1. Understand basic information and the data structure of the data set.

  • Install the package gssr, then read its mainpage to understand the basic structure of the data set. Obtain basic information about the data set from the GSS mainpage.

  • Give a brief description of gss data set in the first paragraph of Introduction section.


2. Understand how to get information for each variable from the code book or the help documentation built in in the R package.

  • Full documentation about the data set is a place for reference. You want to scan through the “Introduction” and “Index to Data Set” to get an idea about what variables are included.

  • The gssr package mainpage also has an tutorial of how to obtain the meaning for each variable in R.

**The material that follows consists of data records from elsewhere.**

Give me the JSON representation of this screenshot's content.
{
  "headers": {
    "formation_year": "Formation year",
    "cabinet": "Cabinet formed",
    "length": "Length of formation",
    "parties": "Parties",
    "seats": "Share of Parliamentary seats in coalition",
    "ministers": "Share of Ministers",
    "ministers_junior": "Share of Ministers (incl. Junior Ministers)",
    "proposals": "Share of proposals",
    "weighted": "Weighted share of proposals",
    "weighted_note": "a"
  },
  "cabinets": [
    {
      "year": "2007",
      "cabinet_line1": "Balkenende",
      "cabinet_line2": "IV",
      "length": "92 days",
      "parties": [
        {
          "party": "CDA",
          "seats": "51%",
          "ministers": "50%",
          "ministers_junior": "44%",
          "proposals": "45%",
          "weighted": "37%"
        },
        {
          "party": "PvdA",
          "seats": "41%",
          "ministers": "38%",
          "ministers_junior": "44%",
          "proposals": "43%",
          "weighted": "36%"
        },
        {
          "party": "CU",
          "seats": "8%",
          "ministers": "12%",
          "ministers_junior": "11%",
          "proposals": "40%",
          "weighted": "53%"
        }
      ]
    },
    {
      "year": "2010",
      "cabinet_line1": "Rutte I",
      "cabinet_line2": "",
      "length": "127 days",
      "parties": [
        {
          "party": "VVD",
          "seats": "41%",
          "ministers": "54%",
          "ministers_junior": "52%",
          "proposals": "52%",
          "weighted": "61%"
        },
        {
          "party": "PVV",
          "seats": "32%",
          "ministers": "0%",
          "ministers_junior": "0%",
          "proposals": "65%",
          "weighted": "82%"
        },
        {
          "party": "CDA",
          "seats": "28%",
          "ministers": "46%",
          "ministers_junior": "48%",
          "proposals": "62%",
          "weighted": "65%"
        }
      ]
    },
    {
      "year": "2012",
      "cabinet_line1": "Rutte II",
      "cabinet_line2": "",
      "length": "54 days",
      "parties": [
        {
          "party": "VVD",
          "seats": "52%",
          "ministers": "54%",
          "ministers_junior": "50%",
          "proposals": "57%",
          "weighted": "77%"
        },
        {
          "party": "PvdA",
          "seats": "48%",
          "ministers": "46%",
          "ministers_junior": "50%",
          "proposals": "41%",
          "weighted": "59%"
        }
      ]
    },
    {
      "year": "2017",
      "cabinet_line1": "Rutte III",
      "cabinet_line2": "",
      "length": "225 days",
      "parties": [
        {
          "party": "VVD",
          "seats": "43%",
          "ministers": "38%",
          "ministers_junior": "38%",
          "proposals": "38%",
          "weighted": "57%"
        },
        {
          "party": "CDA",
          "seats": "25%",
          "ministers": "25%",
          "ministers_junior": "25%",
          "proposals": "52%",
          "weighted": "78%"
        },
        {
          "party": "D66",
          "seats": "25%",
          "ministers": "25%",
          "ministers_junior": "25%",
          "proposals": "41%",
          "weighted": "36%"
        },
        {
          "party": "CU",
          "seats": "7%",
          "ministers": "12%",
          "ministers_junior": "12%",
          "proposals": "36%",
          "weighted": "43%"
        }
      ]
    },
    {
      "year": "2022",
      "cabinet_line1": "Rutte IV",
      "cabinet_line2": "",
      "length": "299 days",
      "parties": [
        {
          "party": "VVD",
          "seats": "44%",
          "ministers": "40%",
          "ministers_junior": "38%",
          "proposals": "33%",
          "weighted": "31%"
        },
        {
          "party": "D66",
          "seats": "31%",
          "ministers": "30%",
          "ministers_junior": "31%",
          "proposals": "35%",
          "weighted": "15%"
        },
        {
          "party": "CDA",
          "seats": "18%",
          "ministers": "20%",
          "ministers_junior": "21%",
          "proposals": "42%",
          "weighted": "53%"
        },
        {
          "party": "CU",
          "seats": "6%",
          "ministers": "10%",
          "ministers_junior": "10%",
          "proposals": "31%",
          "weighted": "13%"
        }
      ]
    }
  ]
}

  • Before you start, you can use online exploration tool to navigate and to do preliminary analysis and even extract a subset of data. However your final Rmd must be accompanied with R code.

  • For this part, you don’t have to any explicit work in your report.


4. Required warm-up questions

In 2016, the GSS added a new question on harassment at work. The question is phrased as the following.

Over the past five years, have you been harassed by your superiors or co-workers at your job, for example, have you experienced any bullying, physical or psychological abuse?

Answers to this question are stored in the harass5 variable in the data set from Year 2016.

  • What are the possible responses to this question and how many respondents chose each of these answers?

  • What percent of the respondents for whom this question is applicable (i.e. excluding NAs and Does not applys) have been harassed by their superiors or co-workers at their job.

  • Among those who answered “yes” to the question, what is the proportion of males and females, respectively?

5. Your own questions

Pick up at least three questions of your interest that can be explored by the gss data set. The questions should meet the following requirements:

  • At least one question needs to explore data from the past 10 years (2012-2022).

  • At least one question should study a trend with respect to time (compare the same variable from different years).

  • The questions should be related to each other in some way such that you can draw an overall conclusion in the Conclusion section.